Newspeak
Sorry for neglecting my poetic duties yesterday, but I have an excuse. I spent part of this week at a thing in Sydney, learning about corporate communication. Coming mostly from university and public sector experience, I felt a bit like a yokel with all those slick, stylish corporate types from companies like Coke, Google, Qantas, Microsoft, and Cadbury (probably the first time I've been in a room with that many people who didn't assume that big business was somehow anti-social). I was somewhat startled by how completely unapologetic the editor of Women's Weekly was, and by a former director of all kinds of corporate outfits who seemed to be whingeing that ordinary people's expectations of boards and directors were far too high, and that governments had been unfairly pinning the GFC on banks and business when it wasn't really their fault. (In silhouette, he bore a striking resemblance to one C. Montgomery Burns.) Both made me think of that New Yorker cartoon where one member tells the rest of the board: “The figures for the last quarter are in.
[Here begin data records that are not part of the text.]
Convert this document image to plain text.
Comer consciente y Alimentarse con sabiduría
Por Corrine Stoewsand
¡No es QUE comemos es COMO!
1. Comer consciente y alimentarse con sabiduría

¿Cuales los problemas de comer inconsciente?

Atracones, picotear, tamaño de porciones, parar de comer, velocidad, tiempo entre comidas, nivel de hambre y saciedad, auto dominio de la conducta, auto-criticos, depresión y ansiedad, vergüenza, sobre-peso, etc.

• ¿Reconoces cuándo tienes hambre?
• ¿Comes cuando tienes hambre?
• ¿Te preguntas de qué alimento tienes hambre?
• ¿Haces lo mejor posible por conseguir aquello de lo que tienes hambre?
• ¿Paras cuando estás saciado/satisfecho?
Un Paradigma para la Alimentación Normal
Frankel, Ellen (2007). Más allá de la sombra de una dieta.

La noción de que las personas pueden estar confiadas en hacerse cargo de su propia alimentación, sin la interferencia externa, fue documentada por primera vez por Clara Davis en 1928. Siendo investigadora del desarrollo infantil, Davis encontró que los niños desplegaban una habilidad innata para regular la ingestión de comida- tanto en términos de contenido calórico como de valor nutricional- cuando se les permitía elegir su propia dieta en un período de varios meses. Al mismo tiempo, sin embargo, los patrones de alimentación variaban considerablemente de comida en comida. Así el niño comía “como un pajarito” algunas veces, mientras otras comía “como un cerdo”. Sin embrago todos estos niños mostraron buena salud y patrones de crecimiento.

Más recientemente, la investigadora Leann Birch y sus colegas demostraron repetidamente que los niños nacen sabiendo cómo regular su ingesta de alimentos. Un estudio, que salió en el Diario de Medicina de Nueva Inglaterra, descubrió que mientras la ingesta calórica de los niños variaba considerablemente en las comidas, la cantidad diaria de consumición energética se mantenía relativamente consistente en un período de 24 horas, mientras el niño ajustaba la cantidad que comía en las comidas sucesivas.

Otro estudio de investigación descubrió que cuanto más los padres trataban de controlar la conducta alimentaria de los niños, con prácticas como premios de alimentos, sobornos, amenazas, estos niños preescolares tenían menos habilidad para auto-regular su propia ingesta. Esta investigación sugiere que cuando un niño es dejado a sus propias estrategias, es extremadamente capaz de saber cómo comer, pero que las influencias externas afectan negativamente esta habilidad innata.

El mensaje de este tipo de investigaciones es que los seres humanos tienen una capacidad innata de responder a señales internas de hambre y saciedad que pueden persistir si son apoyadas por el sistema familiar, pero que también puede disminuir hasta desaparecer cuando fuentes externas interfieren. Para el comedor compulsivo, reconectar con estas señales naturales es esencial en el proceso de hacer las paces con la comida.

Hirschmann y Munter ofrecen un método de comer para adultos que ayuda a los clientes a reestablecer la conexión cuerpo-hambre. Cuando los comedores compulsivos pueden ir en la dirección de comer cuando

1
We made significant gains in the 15 to 26-year old age group, but we lost our immortal souls.”
However, I heard some interesting and encouraging things as well. A strong theme was that the days of spin and cover-up are long gone: honesty (or at least truthiness) is best; humility and courtesy will stand you in good stead. Another theme was the rise of technology and social media, and the unanimous view was that these will never replace face to face human interaction, and the data they yield will always require human interpretation. Assuming of course that communication retains its properties of subtlety, nuance, sentiment, sarcasm, and flourish - under the influence of social media, it may not. I also observed a tension in corporate communication between self-expression and self-protection. This, to me, explained why most corporate communication is so cripplingly dull.
I think what's wrong with corporatespeak is that it gets sucked dry of anything that might implicate those who generate it, or offend those who receive it. It ends up being hollow, tasteless, infinitely transferable. It's the dead opposite of what Duns Scotus called “thisness,” or what his admirer Hopkins called “inscape,” exemplified best in his poem “As Kingfishers Catch Fire.” Here it is, to make up for yesterday, and to banish from my palate the nothingness of corporate comms.
As kingfishers catch fire, dragonflies dráw fláme;
As tumbled over rim in roundy wells
Stones ring; like each tucked string tells, each hung bell’s
Bow swung finds tongue to fling out broad its name;
Each mortal thing does one thing and the same:
Deals out that being indoors each one dwells;
Selves—goes itself; myself it speaks and spells,
Crying Whát I do is me: for that I came.
Í say móre: the just man justices;
Kéeps gráce: thát keeps all his goings graces;
Acts in God’s eye what in God’s eye he is—
Chríst—for Christ plays in ten thousand places,
Lovely in limbs, and lovely in eyes not his
To the Father through the features of men’s faces.